Kardashev - The Almanac EP (2017)

 



    Jak wiecie, raczej unikam przedstawiania Wam EP-ek. Zasadniczo, wolę poznawać nowe długogrające wydawnictwa. Są, rzecz jasna, wyjątki ale na ogół dotyczy to zespołów już przeze mnie znanych i lubianych (Dymna Lotva, Dreamgrave). Dzisiejsza propozycja zatem jest o tyle ciekawa, że pierwszy kontakt z zespołem Kardashev miałem właśnie poprzez ich dwie EP-ki - "The Baring of Shadows" i omawianą dziś, "The Almanac". I na tyle spodobało mi się to, co usłyszałem, że postanowiłem się tym z Wami podzielić.
    Kardashev to amerykańska grupa, klasyfikowana jako progresywny atmosferyczny deathcore. Szczęśliwie dla mnie, okazało się, ze więcej tu progresji i atmosfery, niż czystego deathcore'u. Ale po kolei.
    Już pierwsze dźwięki "The Almanac" ukazują, z jakim mniej więcej klimatem całości będziemy mieć do czynienia. Mocno ambientowy, kosmiczny trochę 'Prologue' pozwala fajnie odpłynąć na chwilę, by kolejny utwór, 'Between Sea and Sky' uświadomił nam, że to jednak z metalem mamy tu do czynienia. Ciężkie akcentowane riffy, mieszany wokal - raz czysty, zniewieściały trochę śpiew, raz znów rasowy, blackowy growl, a gdzie indziej zaś typowo deathowy ryk. I ta fajna, nieśpieszne melodyka. Smaczne to wszystko, naprawdę. Im dalej w płytę, tym więcej klimatu kosmosu, nieważkości i... metalu oczywiście.
    'Beside Cliffs and Chasms', kolejny kawałek z "The Almanac", swym początkiem bardzo mocno skojarzył mi się z Ne Obliviscaris. Dalej, oczywiście, to już deathcore pełną gębą, ale początkowe uderzenie gitar i melodie niektórych riffów mogą przywołać na myśl muzykę moich ukochanych Australijczyków. Dalej, na 'Behind Leaves and Vines' utrzymanie klimatu kosmicznej podróży, podczas której, co i rusz, z melancholijnej wręcz niemocy, wyrywa nas ostre uderzenie gitar i (ponownie) zmiennych stylów wokalu. Świetnie to wszystko tu wyważono i zaaranżowano. Zwłaszcza dla człowieka, który niespecjalnie przepada za przeładowanym deathcore'm.
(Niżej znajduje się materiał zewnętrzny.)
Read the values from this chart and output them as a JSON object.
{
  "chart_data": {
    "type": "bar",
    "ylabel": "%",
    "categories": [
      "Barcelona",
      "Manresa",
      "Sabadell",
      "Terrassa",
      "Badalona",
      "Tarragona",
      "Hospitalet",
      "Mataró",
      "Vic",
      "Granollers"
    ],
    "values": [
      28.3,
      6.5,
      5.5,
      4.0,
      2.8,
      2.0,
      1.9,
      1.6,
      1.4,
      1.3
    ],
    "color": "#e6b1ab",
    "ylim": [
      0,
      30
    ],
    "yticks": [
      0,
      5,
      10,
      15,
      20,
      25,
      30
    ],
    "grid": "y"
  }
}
Tu wszystkiego jest akuratnie.
    Następne dwa utwory, 'Beneath Dirt and Stone' i "Beyond Sun and Moon', to stylistyczne mistrzostwo świata w podtrzymaniu klimatu odbioru muzyki. A zamykający płytę 'Epilogue', tworzy zwieńczającą całość klamrę, dzięki której, mam wrażenie, można by EP-ki utalentowanych Amerykanów słuchać bez przerwy. Jakże ja lubię tak równe, nieposiadające słabych momentów płyty!
    "The Almanac" zespołu Kardashev polecam wszystkim fanom muzyki klimatycznej, nieco ambientowej i kosmicznej, niepozbawionej mocnego (ale nie nokautującego!) metalowego kopa. Nie zniechęcajcie się wzmianką o deathcore - jest on tu ledwie tłem dla całej, fantastycznej muzycznej opowieści.

1. Prologue 01:31

2. Between Sea and Sky 06:36

3. Beside Cliffs and Chasms 06:28

4. Behind Leaves and Vines 05:27

5. Beneath Dirt and Stone 03:46

6. Beyond Sun and Moon 04:34

7. Epilogue 03:29




Komentarze

Popularne posty z tego bloga

Atrophia Red Sun - Twisted Logic (2003)

PŁYTA CZYTELNIKA - Luxtorpeda - MYWASWYNAS (2016)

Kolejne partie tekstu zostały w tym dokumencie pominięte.